6
votes

Recently I've been studying parsers and grammars and how they work. I was reading over the formal grammar for JSON at http://www.ietf.org/rfc/rfc4627.txt, which uses EBNF. I was pretty confident in my understanding of BNF and EBNF, but apparently I still don't fully understand it. The RFC defines a JSON object like this:

  object = begin-object [ member *( value-separator member ) ]
  end-object

I understand that the intent here is to express that any JSON object can (optionally) have a member, and then be followed by 0 or more (value-separator, member) pairs. What I don't understand is why the asterisk appears before the (value-separator member). Isn't the asterisk supposed to mimic regex, so that it appears after the item to be repeated 0 or more times?
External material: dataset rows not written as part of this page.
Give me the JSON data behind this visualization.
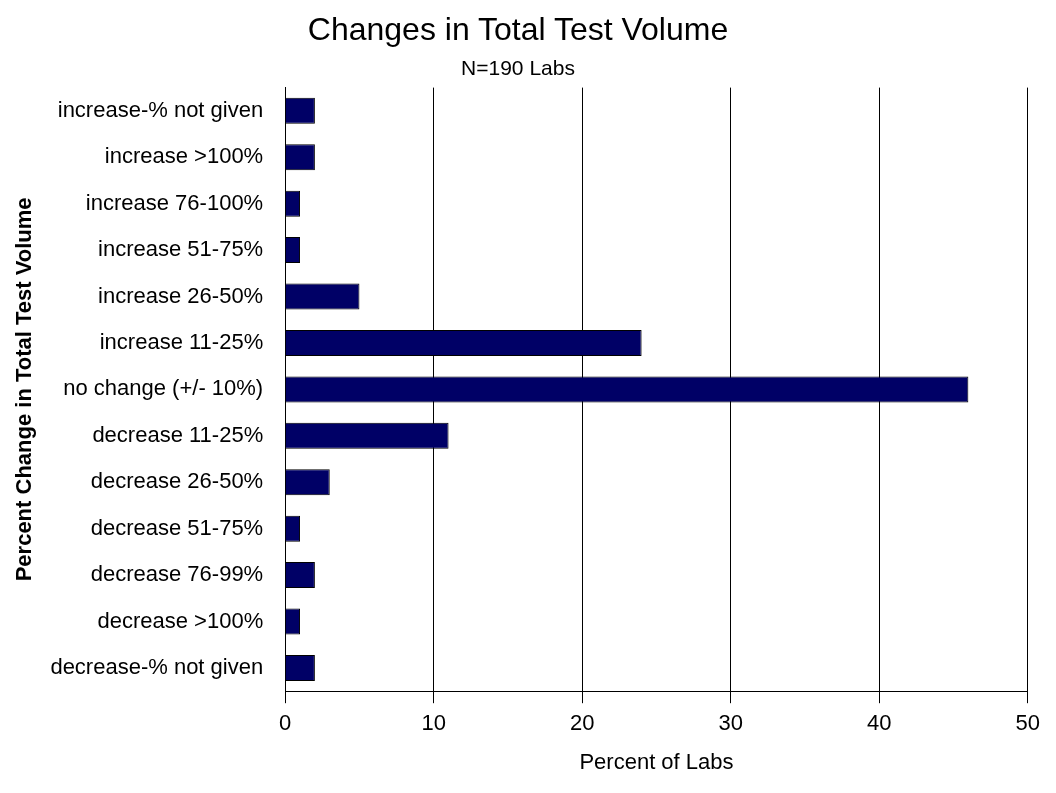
{
  "chart_data": {
    "type": "bar",
    "orientation": "horizontal",
    "title": "Changes in Total Test Volume",
    "subtitle": "N=190 Labs",
    "xlabel": "Percent of Labs",
    "ylabel": "Percent Change in Total Test Volume",
    "categories": [
      "increase-% not given",
      "increase >100%",
      "increase 76-100%",
      "increase 51-75%",
      "increase 26-50%",
      "increase 11-25%",
      "no change (+/- 10%)",
      "decrease 11-25%",
      "decrease 26-50%",
      "decrease 51-75%",
      "decrease 76-99%",
      "decrease >100%",
      "decrease-% not given"
    ],
    "values": [
      2,
      2,
      1,
      1,
      5,
      24,
      46,
      11,
      3,
      1,
      2,
      1,
      2
    ],
    "color": "#000066",
    "xlim": [
      0,
      50
    ],
    "xticks": [
      0,
      10,
      20,
      30,
      40,
      50
    ],
    "grid": "x",
    "legend": false
  }
}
Shouldn't the JSON object grammar be written like this:

  object = begin-object [ member ( value-separator member )* ]
  end-object
3

3 Answers

15
votes

In the mentioned document, http://www.ietf.org/rfc/rfc4627.txt, it is stated that

The grammatical rules in this document are to be interpreted as described in [RFC4234].

RFC4234 describes ABNF (Augmented BNF), not EBNF. If you look through this document, you will find the following definition:

3.6.  Variable Repetition:  *Rule

   The operator "*" preceding an element indicates repetition.  The full
   form is:

         <a>*<b>element

   where <a> and <b> are optional decimal values, indicating at least
   <a> and at most <b> occurrences of the element.

   Default values are 0 and infinity so that *<element> allows any
   number, including zero; 1*<element> requires at least one;
   3*3<element> allows exactly 3 and 1*2<element> allows one or two.

So, notation

*( value-separator member )

is correct according to ABNF definition, and allows any number of repetitions, including zero.

9
votes

Syntax is about the way somebody chooses to write down concrete entities to represent something.

I'll agree that puttting Kleene star before the entity to repeated is non-standard, and the authors choice to do that simply confuses people that are used to convention. But it is perfectly valid; the authors get to define what syntax means, and you, the user of the standard, just get to accept it.

There's some argument for putting the Kleene star where he did; it indicates that there is list following at a point where you might expect a list. The suffix-style Kleene star indicates the same, but it is sort of a surprise; first you read the list element (from left to right), then you discover the star.

As a practical matter, the surprise factor of post-Kleene-star isn't enough in general to outweigh the surprise factor of violating convention. But the authors of that standard made their choice.

Welcome to syntax.

1
votes

The nice thing about standards is that there are so many to choose from.

Apparently, Niklas Wirth was wondering the same thing as you thirty-some years ago:

The population of programming languages is steadily growing, and there is no end of this growth in sight. Many language definitions appear in journals, many are found in technical reports, and perhaps an even greater number remains confined to proprietory circles. After frequent exposure to these definitions, one cannot fail to notice the lack of “common denominators.” The only widely accepted fact is that the language structure is defined by a syntax. But even notation for syntactic description eludes any commonly agreed standard form, although the underlying ancestor is invariably the Backus-Naur Form of the Algol 60 report. As variations are often only slight, they become annoying for their very lack of an apparent motivation.

Yes, the notation used in RFC-4627 is less common, but not incomprehensible.